On a souvent comparé Wanda à la Femme sous influence que campait Geena Rowlands dans le film de son mari John Cassavetes. Mais si Wanda est sous influence, ce n’est que sous la sienne propre : paraissant indifférente à son mari et à ses enfants, la vie ne fait que glisser sur elle. Son visage est empreint d’une expression unique, elle ne semble pas avoir conscience de son corps qu’elle met pourtant en avant. Wanda, c’est une femme sans influence. Elle aimerait peut-être être comme Mable, pleine d’un amour débordant pour tous : son mari, ses enfants, ses voisins, les passants. Abandonnée dans la ville comme Mable attendant ses enfants revenant de l’école, elle s’accroche aux hommes croisant son chemin. Car si Mable est une femme comme l’affirme le titre, à la fois épouse et mère, Wanda semble devoir prouver qu’elle appartient au genre féminin, et qu’elle est bien un individu.

Ce qui est plus incertain encore que Wanda, c’est le monde qui l’entoure : les hommes fuient au petit matin, un bistrotier en costume se révèle être un petit escroc. Dans Wanda, tout est sous le règne du faux, du trompe-l’œil, dont les catacombes que visite Wanda sont le point d’orgue : un Christ en résine affiche un corps et un visage d’enfant vêtu d’un caleçon. Quand Wanda se sera trouvée, le monde n’en sera pas plus structuré : où sommes-nous à la fin du film ? Dans un bordel ou dans une joyeuse communauté hippie ?

  Wanda (c) D.R.

On retrouve le monde de Wanda dans le Mike Douglas Show présent dans les bonus du DVD. Alors que Yoko Ono et John Lennon émettent des propos incohérents et entonnent un des morceaux de Yoko, Barbara Loden tape sur des bongos, semblant être la seule créature saine du spectacle (et Mike Douglas n’a pas même vu le film de son invitée !).

Au-delà de ses spécificités esthétiques, entre documentaire, nouvelle vague et nouveau cinéma américain, Wanda est un film unique et irremplaçable car il est avant tout l’histoire d’une femme qui ne parvient pas à transmettre son identité, ne serait-ce qu’à ses enfants.
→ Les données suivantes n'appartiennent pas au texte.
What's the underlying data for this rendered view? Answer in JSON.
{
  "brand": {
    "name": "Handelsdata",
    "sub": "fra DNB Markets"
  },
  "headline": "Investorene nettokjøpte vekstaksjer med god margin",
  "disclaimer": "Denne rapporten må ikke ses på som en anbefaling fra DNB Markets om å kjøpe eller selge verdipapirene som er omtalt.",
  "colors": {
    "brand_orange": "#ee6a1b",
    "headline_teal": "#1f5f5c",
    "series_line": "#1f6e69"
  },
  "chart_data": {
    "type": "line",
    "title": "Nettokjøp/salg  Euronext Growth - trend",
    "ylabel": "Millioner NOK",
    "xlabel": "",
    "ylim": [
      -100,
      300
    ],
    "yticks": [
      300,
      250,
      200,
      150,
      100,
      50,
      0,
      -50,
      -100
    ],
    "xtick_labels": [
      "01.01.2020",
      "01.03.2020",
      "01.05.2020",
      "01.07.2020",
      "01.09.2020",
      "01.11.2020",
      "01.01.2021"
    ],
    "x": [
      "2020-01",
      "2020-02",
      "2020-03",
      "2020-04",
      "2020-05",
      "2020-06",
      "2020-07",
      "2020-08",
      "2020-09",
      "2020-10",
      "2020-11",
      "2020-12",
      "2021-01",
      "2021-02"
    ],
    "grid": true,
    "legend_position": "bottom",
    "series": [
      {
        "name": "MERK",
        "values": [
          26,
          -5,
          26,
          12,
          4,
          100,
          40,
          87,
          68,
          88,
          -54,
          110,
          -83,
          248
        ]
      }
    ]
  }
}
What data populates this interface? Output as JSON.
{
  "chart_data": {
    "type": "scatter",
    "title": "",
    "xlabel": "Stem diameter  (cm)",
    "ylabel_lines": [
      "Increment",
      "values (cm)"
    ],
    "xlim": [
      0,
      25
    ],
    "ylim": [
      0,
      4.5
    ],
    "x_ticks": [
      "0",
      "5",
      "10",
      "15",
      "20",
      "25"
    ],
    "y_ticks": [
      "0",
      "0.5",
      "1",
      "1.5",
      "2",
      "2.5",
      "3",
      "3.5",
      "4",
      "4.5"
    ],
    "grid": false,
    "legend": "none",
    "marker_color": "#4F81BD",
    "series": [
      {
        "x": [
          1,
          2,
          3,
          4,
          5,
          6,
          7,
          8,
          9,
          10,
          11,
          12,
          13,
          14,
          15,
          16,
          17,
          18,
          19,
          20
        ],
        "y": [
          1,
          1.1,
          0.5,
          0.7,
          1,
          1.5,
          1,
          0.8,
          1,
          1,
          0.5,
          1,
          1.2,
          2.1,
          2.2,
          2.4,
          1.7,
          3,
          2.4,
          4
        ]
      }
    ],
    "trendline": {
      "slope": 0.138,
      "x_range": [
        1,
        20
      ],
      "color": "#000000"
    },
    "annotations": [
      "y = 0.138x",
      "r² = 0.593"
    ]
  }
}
L’ironie du sort veut que la carrière du film, bien après la mort de Barbara Loden, soit l’histoire d’une transmission réussie, presque de mère en fille : Marguerite Duras voulait distribuer Wanda, puis c’est Isabelle Huppert qui s’est attelée avec succès à la tâche. Wanda est une histoire de femme et de spectatrices. Contrairement à Geena Rowlands, Barbara Loden n’a pas trouvé en son mari celui qui pouvait la dévoiler. Il a fallu qu’elle devienne un symbole en criant son indépendance, et c’est pour cela qu’aujourd’hui encore on se retrouve en elle.